# For the function y = x^2 - 2x - 5, determine a) Its Vertex b) The x-intercepts in simplified form

Hi, Kristen,

First, we recognize this is a quadratic with a U-shaped graph. There is a formula that exists for the **x-coordinate for the vertex**:

**x = -b/(2a)**

Where a and b come from the equation y = ax^2 + bx + c. Here, a = 1, b = -2. So, we have:

**x = -(-2)/(2*1) = -1**

Again, that is the x coordinate of the vertex. Whenever we have any x, to find the y, we can plug it into the original equation. So:

**y = (-1)^2 - 2(-1) - 5 = 1 + 2 - 5 = -2**

So, the vertex is **(-1,-2)**

**For all x-intercepts, y = 0**. So, for this, it would be exactly like solving the equation:

**0 = x^2 - 2x - 5**

This doesn't factor. So, we have to use the quadratic formula or complete the square. Doing complete the square, first, add 5 to each side. So:

**5 = x^2 - 2x**

Then, take half of b, -2/2 = -1. Then, square that result, (-1)^2 = 1. Add that result to both sides.

**5+1 = x^2 - 2x + 1**

The right side factors now:

**6 = (x-1)^2**

Square root each side, then add 1 to each side, we have:

**x = 1 +- sqrt(6)**

So, the x intercepts are **(1 + sqrt 6, 0) and (1-sqrt 6, 0)**.

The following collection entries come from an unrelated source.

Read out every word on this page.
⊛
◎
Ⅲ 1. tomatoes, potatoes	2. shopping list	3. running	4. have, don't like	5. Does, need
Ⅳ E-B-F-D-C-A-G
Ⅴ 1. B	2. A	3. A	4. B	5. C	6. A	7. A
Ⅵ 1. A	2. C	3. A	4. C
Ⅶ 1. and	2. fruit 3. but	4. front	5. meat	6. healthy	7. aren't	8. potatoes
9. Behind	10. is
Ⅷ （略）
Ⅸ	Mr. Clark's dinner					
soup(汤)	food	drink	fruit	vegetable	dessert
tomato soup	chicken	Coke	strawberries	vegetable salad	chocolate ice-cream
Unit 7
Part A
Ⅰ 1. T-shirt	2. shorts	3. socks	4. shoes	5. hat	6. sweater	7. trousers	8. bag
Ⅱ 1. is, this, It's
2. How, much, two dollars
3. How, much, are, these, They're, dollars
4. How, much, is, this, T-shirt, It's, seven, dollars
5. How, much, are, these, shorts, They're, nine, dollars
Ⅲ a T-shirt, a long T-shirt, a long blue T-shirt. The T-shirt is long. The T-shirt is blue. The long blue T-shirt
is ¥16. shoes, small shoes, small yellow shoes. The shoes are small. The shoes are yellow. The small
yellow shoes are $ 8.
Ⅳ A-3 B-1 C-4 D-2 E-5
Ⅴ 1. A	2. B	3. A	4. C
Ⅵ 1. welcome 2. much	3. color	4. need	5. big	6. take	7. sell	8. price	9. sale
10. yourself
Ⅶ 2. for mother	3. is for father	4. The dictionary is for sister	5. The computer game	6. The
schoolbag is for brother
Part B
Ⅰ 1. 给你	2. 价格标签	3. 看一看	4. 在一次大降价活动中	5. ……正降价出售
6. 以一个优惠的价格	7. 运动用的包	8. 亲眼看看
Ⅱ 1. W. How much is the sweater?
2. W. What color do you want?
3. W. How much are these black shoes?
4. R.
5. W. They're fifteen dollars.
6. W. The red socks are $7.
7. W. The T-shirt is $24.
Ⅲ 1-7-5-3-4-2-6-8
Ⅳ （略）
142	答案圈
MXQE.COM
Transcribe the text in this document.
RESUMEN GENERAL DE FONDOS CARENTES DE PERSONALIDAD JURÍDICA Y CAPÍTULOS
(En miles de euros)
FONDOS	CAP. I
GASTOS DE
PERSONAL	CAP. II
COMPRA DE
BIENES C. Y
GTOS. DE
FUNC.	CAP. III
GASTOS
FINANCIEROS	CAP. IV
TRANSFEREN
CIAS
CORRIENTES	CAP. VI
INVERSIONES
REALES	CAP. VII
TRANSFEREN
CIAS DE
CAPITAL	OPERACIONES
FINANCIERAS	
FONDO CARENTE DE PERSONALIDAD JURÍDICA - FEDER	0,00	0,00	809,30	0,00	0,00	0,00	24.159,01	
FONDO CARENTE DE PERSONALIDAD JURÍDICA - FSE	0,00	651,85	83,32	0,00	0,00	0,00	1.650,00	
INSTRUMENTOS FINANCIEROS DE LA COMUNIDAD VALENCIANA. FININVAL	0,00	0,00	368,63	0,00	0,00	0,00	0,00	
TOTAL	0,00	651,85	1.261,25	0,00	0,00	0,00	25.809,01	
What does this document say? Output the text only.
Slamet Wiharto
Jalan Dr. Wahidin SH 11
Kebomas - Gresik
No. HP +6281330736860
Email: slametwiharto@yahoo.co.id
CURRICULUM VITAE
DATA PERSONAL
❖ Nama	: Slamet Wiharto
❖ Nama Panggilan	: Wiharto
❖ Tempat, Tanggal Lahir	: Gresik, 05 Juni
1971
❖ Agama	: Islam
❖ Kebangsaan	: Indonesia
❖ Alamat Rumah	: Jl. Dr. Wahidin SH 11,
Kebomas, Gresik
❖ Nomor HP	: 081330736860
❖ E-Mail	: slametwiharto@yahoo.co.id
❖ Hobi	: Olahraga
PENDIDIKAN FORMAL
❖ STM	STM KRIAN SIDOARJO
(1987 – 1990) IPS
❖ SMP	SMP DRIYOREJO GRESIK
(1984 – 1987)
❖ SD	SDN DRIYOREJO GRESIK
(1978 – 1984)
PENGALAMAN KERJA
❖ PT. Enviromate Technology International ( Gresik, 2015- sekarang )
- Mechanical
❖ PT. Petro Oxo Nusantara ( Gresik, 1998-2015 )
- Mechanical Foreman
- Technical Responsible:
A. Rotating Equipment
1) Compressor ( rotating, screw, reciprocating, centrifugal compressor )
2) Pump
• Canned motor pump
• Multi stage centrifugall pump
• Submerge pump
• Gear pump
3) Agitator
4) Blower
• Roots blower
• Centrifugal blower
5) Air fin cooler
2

Good luck, Kristen. I hope this helps.

Till Then,

Steve

If the equation of a parabola y = ax^2 + bx + c is written in the form y = a(x - h)^2 + k, the vertex of the parabola is the point (h, k).

For the parabola y = x^2 - 2x - 5, to determine the vertex write the equation in the form above:

y = x^2 - 2x - 5

y = x^2 - 2x + 1 - 6

y = (x - 1)^2 - 6

This gives the vertex as (1, -6)

At the points where the parabola intersects the x-axis the value of y is 0.

Solve the equation x^2 - 2x - 5 = 0

x^2 - 2x + 1 - 6 = 0

(x - 1)^2 = 6

`x - 1 = +- sqrt6`

`x = 1 +- sqrt6`

The x-intercepts of the parabola are `x +- sqrt6`